MCP Resources and Tools follow fundamentally different paths into a model's context. Tools wait for the model to initiate a call, and the Runtime returns results via ToolMessage. Resources, by contrast, must be actively discovered and read by the Host application before the first model invocation even begins. A Resource registered on a Server is invisible to the LLM until the Host completes four explicit steps: listResources, readResource, organize the text, and place it into a SystemMessage.
A minimal Demo using a local MCP Server with stdio transport walks through the full chain. The Server registers a usage guide at docs://guide, but the model never sees it automatically. The Host must call listResources to discover what is available, then readResource with both the server name and URI to fetch the body, and finally construct a SystemMessage containing that text alongside the user's HumanMessage. Only then does the guide enter the context window.
This design keeps token consumption and permission control in the application layer. Real projects should filter resources by URI, user permissions, and task relevance rather than blindly dumping everything into the prompt. The article also distinguishes Resources from RAG: short, stable instructions suit direct Resource injection, while large document collections call for vector retrieval. Both chains can coexist in the same MCP Server alongside Tools, each serving a different control pattern.

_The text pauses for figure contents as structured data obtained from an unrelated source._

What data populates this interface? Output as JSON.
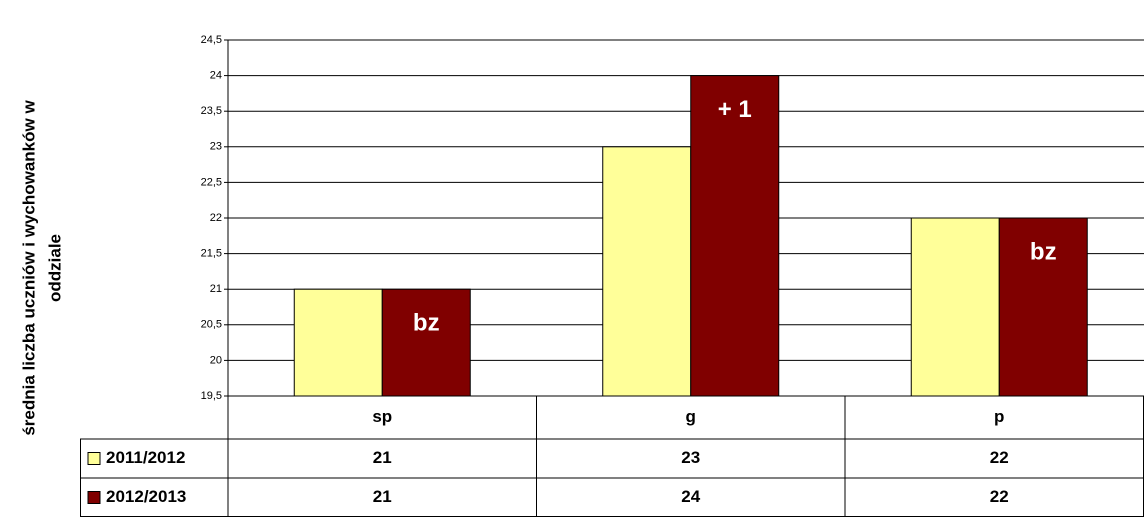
{
  "chart_data": {
    "type": "bar",
    "ylabel": [
      "średnia liczba uczniów i wychowanków w",
      "oddziale"
    ],
    "categories": [
      "sp",
      "g",
      "p"
    ],
    "series": [
      {
        "name": "2011/2012",
        "color": "#ffff99",
        "values": [
          21,
          23,
          22
        ]
      },
      {
        "name": "2012/2013",
        "color": "#800000",
        "values": [
          21,
          24,
          22
        ],
        "annotations": [
          "bz",
          "+ 1",
          "bz"
        ]
      }
    ],
    "ylim": [
      19.5,
      24.5
    ],
    "yticks": [
      {
        "value": 19.5,
        "label": "19,5"
      },
      20,
      {
        "value": 20.5,
        "label": "20,5"
      },
      21,
      {
        "value": 21.5,
        "label": "21,5"
      },
      22,
      {
        "value": 22.5,
        "label": "22,5"
      },
      23,
      {
        "value": 23.5,
        "label": "23,5"
      },
      24,
      {
        "value": 24.5,
        "label": "24,5"
      }
    ],
    "grid": true,
    "data_table": true
  }
}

The mental model that 'registration equals visibility' is the root cause of most MCP Resource debugging pain. The Server advertises; the Host decides.
Separating Resource discovery from injection gives the application layer explicit control over token budgets and access permissions, but it also means the developer must wire that control deliberately — there is no default convenience.
Resource and RAG are not competitors. Resource handles curated, always-needed context; RAG handles ad-hoc retrieval from large corpora. Confusing the two leads to either bloated prompts or unnecessary infrastructure.